This is since I blocked them.
vortech, no one ever said what we're seeing isn't a bot or the result of something automated. We just don't know what's going on. Yet.
However, what you're reporting is not what we're describing, sorry. You'll see the many dissimilarities when you read the original thread [webmasterworld.com].
Why don't you start a new thread in this same forum? That way, what you're describing will get fresh eyes and specific attention.
"Now, tell me this is not a bot.."
It's a play on words, of course it's a bot.
If you had read my message #32 in this thread you would see that I AM getting these same truncated requests that are being discussed in this thread. The correct URL request doesn't end with an "&" it's being truncated.

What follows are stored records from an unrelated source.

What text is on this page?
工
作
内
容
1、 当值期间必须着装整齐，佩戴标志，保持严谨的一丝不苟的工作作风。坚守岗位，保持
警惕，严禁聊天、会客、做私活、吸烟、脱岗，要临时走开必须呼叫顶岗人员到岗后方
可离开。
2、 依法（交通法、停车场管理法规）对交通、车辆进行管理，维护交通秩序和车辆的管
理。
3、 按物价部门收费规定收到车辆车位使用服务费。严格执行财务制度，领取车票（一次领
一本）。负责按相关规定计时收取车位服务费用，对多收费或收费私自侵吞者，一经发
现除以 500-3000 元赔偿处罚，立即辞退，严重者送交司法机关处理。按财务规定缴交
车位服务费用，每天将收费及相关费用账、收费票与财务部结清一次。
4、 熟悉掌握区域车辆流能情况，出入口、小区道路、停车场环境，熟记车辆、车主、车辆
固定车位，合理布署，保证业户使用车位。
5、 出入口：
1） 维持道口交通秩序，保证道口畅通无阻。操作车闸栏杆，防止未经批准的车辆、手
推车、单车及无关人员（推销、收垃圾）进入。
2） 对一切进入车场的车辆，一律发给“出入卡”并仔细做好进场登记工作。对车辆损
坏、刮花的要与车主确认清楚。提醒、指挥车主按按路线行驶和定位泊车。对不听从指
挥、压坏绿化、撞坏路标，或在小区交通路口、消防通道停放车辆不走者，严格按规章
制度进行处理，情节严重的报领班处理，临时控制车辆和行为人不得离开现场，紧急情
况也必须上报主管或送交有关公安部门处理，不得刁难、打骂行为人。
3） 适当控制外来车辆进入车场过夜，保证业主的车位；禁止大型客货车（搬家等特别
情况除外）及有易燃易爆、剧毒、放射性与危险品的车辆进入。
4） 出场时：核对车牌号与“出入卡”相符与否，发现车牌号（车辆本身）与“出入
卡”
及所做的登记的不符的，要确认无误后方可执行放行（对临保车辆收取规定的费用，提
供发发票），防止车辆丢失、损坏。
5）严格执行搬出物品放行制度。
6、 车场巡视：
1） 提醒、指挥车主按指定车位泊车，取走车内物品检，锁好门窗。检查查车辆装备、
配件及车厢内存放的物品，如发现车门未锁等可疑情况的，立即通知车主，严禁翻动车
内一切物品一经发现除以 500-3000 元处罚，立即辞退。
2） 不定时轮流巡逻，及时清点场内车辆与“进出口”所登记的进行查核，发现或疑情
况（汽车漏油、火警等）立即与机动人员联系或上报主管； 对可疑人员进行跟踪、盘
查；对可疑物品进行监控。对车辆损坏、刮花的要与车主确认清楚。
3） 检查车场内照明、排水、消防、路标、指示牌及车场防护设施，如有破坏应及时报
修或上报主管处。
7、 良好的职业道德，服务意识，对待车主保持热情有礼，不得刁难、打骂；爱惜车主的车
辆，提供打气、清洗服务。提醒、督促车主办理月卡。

Looks like it's time for a recap of the common oddities we're still seeing and have been since the first week of April (4th; 5th):
The following occur ~100% of the time --
1.) The truncated URLs are 40 characters long, a.k.a. 47 characters from [www...] to the end. (URL-path lengths that come in at 51 still end up at 47 minus the www. prefix. Confused? Sorry! See Jim's info in the original thread [webmasterworld.com].) This means that sites with longer domain, directory and/or file names see the partial or truncated URLs the most. Sites with shorter names may not see them at all.
2.) The User-agent begins with "Mozilla/4.0 (compatible; MSIE 6.0; Windows NT 5.1" and does not contain search-related info (see original thread). For example:
Mozilla/4.0 (compatible; MSIE 6.0; Windows NT 5.1)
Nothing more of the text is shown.